The rise and fall of her breast, the touch of her skin,
the beauty and blessing of falling in love with a friend.
There is a fire, for sure, and it stokes my coals
and drive me mad as it consumes my soul
with a passion for being at the front of the fight
and to love and be loved hasta los plenos de la night.
My friends, my friends, it’s a good time to be alive.
from Paraguay,
little hupo
Why are there never tanks on Pennsylvania avenue?
No tectonic quakes to stain the White House with our dissident hues.
No words to greet dead soldiers, freeze dried and plastic wrapped,
travel-safe in their banner-draped sarcophagi of plexiglas.
Why are there never any question marks tagged
on fluttering, Made-in-China American flags?
No petitions signed, then resigned, then underlined,
then dropped from the skies--oh! populist decries--
to carpet bomb the hypocrites and metaphorically kill
the entrenched conservative bourgeoisie on capital hill?
Is the silence of our voices an act of democratic will,
silent citizens in what they tell us is the most free nation...still?
Or have they simply found better ways of oppressing me,
of dislocating and frightening, of quieting and deafening me?
Force feeding me what I have been conditioned to crave,
then withholding the fix just to pull on my chain...
this brave new world, puppeted by bible-preaching, capitalist Cains
with prices at the pump to mirror third-world pain.
But it’s all part of the mathematics, the forgotten calculations
of Archamedes on midnight, bathtub acid trips.
The inevitable progression of a conquering class unable to grasp
the inescapable reality of its own heinous past.
The cycle of ignorance bred, and inbred,
from a history tilled with the fertilizer with uncountable, unnamed dead,
a story that cannot be acknowledged or whispered
without tearing and ripping at the salted, gaping blisters,
or without dismantling the fables of imperialist glories--
those we offer for the fiction of All-Amerian bedtime stories--
constructed of the bodies and the skulls and bones
of those once-proud then persecuted indigenous foes
those very ones who, in irony’s greatest twist,
we denied the basic dignity to even exist,
but who preserved a communal disposition within spiritual resolve
that our industrialized world has since sought to belittle and dissolve.
The plastic separation of a man from his soul,
the great artificial gods that we now ingest to fill the hole.
The blindness of open eyes in a pitch dark emptiness,
illuminated only by the sterile guise of petty fluorescence.

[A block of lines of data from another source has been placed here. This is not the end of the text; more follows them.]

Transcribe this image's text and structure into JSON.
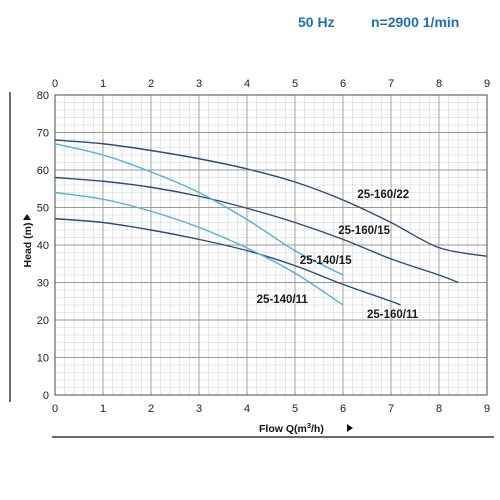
{
  "header": {
    "frequency": "50 Hz",
    "speed": "n=2900 1/min",
    "color": "#1f6fb8"
  },
  "chart_data": {
    "type": "line",
    "xlabel_text": "Flow Q(m",
    "xlabel_sup": "3",
    "xlabel_tail": "/h)",
    "ylabel": "Head (m)",
    "xlim": [
      0,
      9
    ],
    "ylim": [
      0,
      80
    ],
    "x_ticks": [
      "0",
      "1",
      "2",
      "3",
      "4",
      "5",
      "6",
      "7",
      "8",
      "9"
    ],
    "y_ticks": [
      "0",
      "10",
      "20",
      "30",
      "40",
      "50",
      "60",
      "70",
      "80"
    ],
    "grid": true,
    "series": [
      {
        "name": "25-160/22",
        "color": "#2a4d78",
        "x": [
          0,
          1,
          2,
          3,
          4,
          5,
          6,
          7,
          8,
          9
        ],
        "y": [
          68,
          67,
          65.2,
          63,
          60.3,
          56.8,
          52,
          46,
          39.3,
          37
        ]
      },
      {
        "name": "25-160/15",
        "color": "#2a4d78",
        "x": [
          0,
          1,
          2,
          3,
          4,
          5,
          6,
          7,
          8,
          8.4
        ],
        "y": [
          58,
          57,
          55.4,
          53,
          49.8,
          46,
          41.5,
          36.3,
          32,
          30
        ]
      },
      {
        "name": "25-140/15",
        "color": "#4fb2d6",
        "x": [
          0,
          1,
          2,
          3,
          4,
          5,
          6
        ],
        "y": [
          67,
          64,
          59.5,
          54,
          46.8,
          38.5,
          32
        ]
      },
      {
        "name": "25-160/11",
        "color": "#2a4d78",
        "x": [
          0,
          1,
          2,
          3,
          4,
          5,
          6,
          7,
          7.2
        ],
        "y": [
          47,
          46,
          44,
          41.5,
          38.5,
          34.5,
          29.5,
          25,
          24
        ]
      },
      {
        "name": "25-140/11",
        "color": "#4fb2d6",
        "x": [
          0,
          1,
          2,
          3,
          4,
          5,
          6
        ],
        "y": [
          54,
          52.2,
          49,
          44.7,
          39.2,
          32.5,
          24
        ]
      }
    ]
  }
}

We are proletariat taxidermy lining the walls,
filling the streets, decorating the halls
But for elite dinner parties is our persecution recalled
a washed-up, sold-out version of all
that our forefathers were too idealistic or naive to sense:
that human greed consumed faster than love could repent.
That a racist, splintering ideology sold more papers.
That just stereotyping and labeling our enemies makes us feel safer.
That bombs in far away lands help us sleep at night.
And that, in the interests of national security, any amount of violence fits
the established paradigm.
Its sickening, at times, but consuming at others,
as the optimist inside me continues to struggle and stutter.
I type words for the sheer sake of hearing a simple sound
of the thoughts and ideas of resistance drumming aloud.
I am not numb, I am living, all seeing, all knowing
because I choose instead the path shrouded in forests,
the river still flowing.
Have we forgotten the sun and the yellow tinted dawn?
the redness of the sunset as it surrenders it’s pawn
to the queen of the night with its full white moon
and the fact that that morning is always soon.
Its a great time to be alive and a better time to be living,
lest we overlook and ignore those subtle changes of the seasons.
Lest we sit when we should stand or walk without asking questions
or ever become complacent or of a submissive complexion.
I find hope in the simplest of respites from the world.
Within myself, within the tossing, tangled love of this girl.
The rise and fall of her breast, the touch of her skin,
the beauty and blessing of falling in love with a friend.
There is a fire, for sure, and it stokes my coals
and drive me mad as it consumes my soul
with a passion for being at the front of the fight
and to love and be loved hasta los plenos de la night.
My friends, my friends, it’s a good time to be alive.